The randomised, double-blind, placebo-controlled, multicentre trial (the ATRIL study, NCT03347344) was conducted at eight national reference centres for rare diseases in France, in which 22 patients were randomly assigned to receive riluzole and 23 to receive placebo. The results published in The Lancet Neurology show the trial did not meet its primary endpoint of scale for the assessment and rating of ataxia (SARA) score improvement of at least 1 point after 12 months. At baseline the median SARA score was 13·5, overall seven patients (32 percent) in the riluzole group versus nine patients (39 percent) in the placebo group achieved a one point SARA score improvement.
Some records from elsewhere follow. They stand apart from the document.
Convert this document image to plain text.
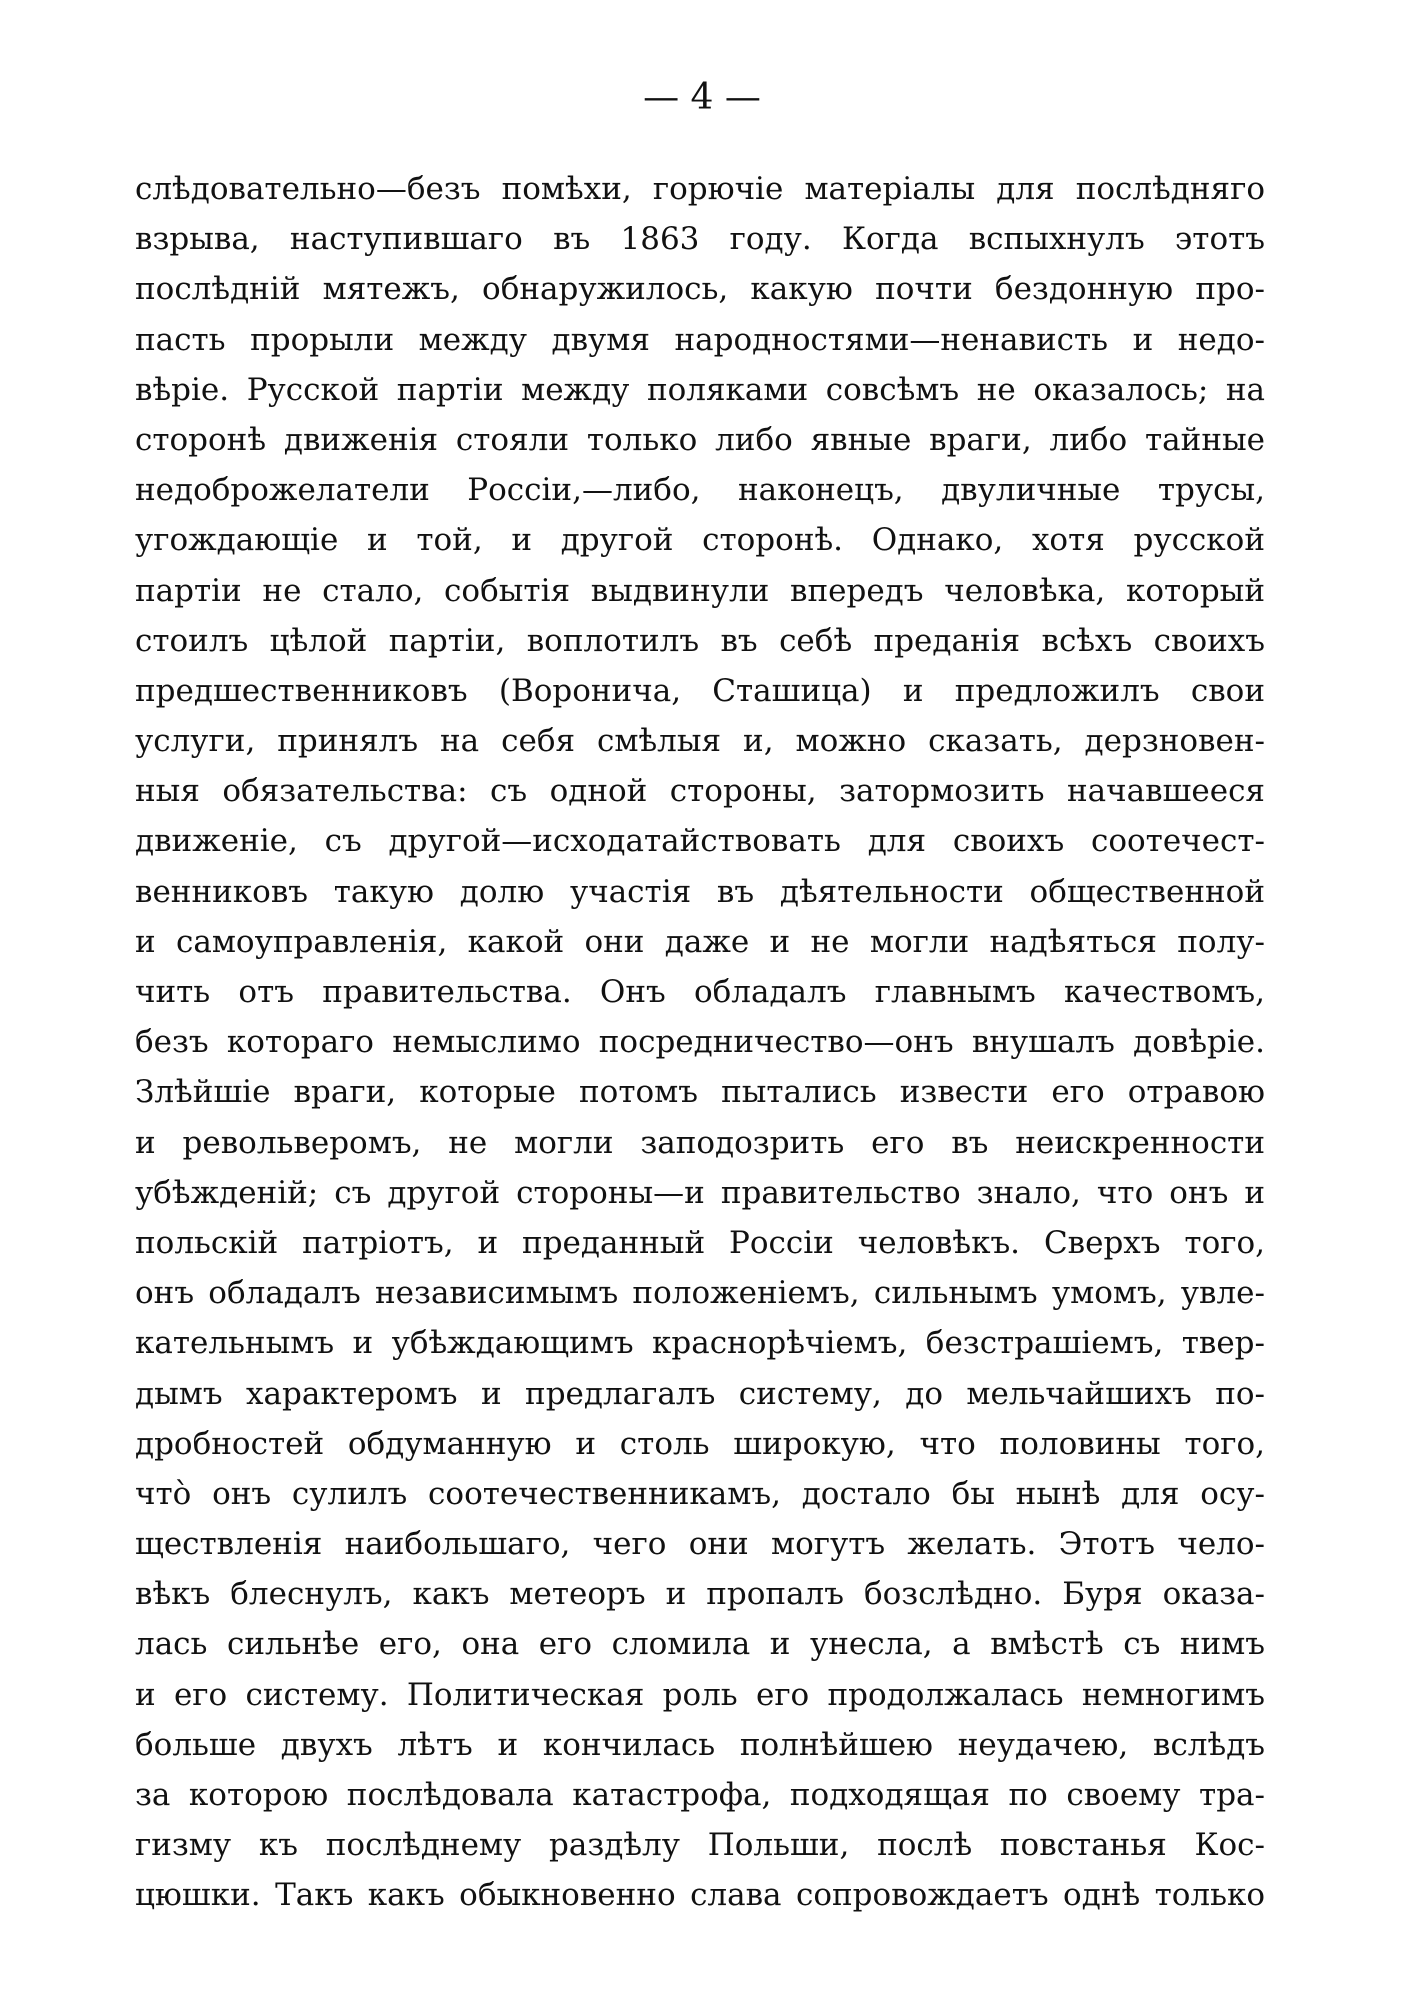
— 4 —
слѣдовательно—безъ помѣхи, горючіе матеріалы для послѣдняго
взрыва, наступившаго въ 1863 году. Когда вспыхнулъ этотъ
послѣдній мятежъ, обнаружилось, какую почти бездонную про-
пасть прорыли между двумя народностями—ненависть и недо-
вѣріе. Русской партіи между поляками совсѣмъ не оказалось; на
сторонѣ движенія стояли только либо явные враги, либо тайные
недоброжелатели Россіи,—либо, наконецъ, двуличные трусы,
угождающіе и той, и другой сторонѣ. Однако, хотя русской
партіи не стало, событія выдвинули впередъ человѣка, который
стоилъ цѣлой партіи, воплотилъ въ себѣ преданія всѣхъ своихъ
предшественниковъ (Воронича, Сташица) и предложилъ свои
услуги, принялъ на себя смѣлыя и, можно сказать, дерзновен-
ныя обязательства: съ одной стороны, затормозить начавшееся
движеніе, съ другой—исходатайствовать для своихъ соотечест-
венниковъ такую долю участія въ дѣятельности общественной
и самоуправленія, какой они даже и не могли надѣяться полу-
чить отъ правительства. Онъ обладалъ главнымъ качествомъ,
безъ котораго немыслимо посредничество—онъ внушалъ довѣріе.
Злѣйшіе враги, которые потомъ пытались извести его отравою
и револьверомъ, не могли заподозрить его въ неискренности
убѣжденій; съ другой стороны—и правительство знало, что онъ и
польскій патріотъ, и преданный Россіи человѣкъ. Сверхъ того,
онъ обладалъ независимымъ положеніемъ, сильнымъ умомъ, увле-
кательнымъ и убѣждающимъ краснорѣчіемъ, безстрашіемъ, твер-
дымъ характеромъ и предлагалъ систему, до мельчайшихъ по-
дробностей обдуманную и столь широкую, что половины того,
чтò онъ сулилъ соотечественникамъ, достало бы нынѣ для осу-
ществленія наибольшаго, чего они могутъ желать. Этотъ чело-
вѣкъ блеснулъ, какъ метеоръ и пропалъ бозслѣдно. Буря оказа-
лась сильнѣе его, она его сломила и унесла, а вмѣстѣ съ нимъ
и его систему. Политическая роль его продолжалась немногимъ
больше двухъ лѣтъ и кончилась полнѣйшею неудачею, вслѣдъ
за которою послѣдовала катастрофа, подходящая по своему тра-
гизму къ послѣднему раздѣлу Польши, послѣ повстанья Кос-
цюшки. Такъ какъ обыкновенно слава сопровождаетъ однѣ только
SARA score showed a median increase (ie, worsening) of 0·5 points in the riluzole group versus 0·3 points in the placebo group.

No serious adverse event was reported in the riluzole-treated group whereas four patients in placebo group had a serious adverse event (hepatic enzyme increase, fracture of external malleolus, rectorrhagia and depression). The number of patients with adverse events was similar in both groups (riluzole n=16 [73 percent] versus placebo n=19 [83 percent]).

Despite this, the researchers said the follow-up of patients during this trial provided valuable clinical and brain imaging data on the progression of the disease. This information, they explained, could provide new biomarkers of the disease, which are essential for the evaluation of potential new treatments. 

The team concluded that this result does not exclude a possible beneficial effect of riluzole in other forms of ataxia and underlines the importance of evaluating treatments in homogeneous groups of patients, including in rare diseases.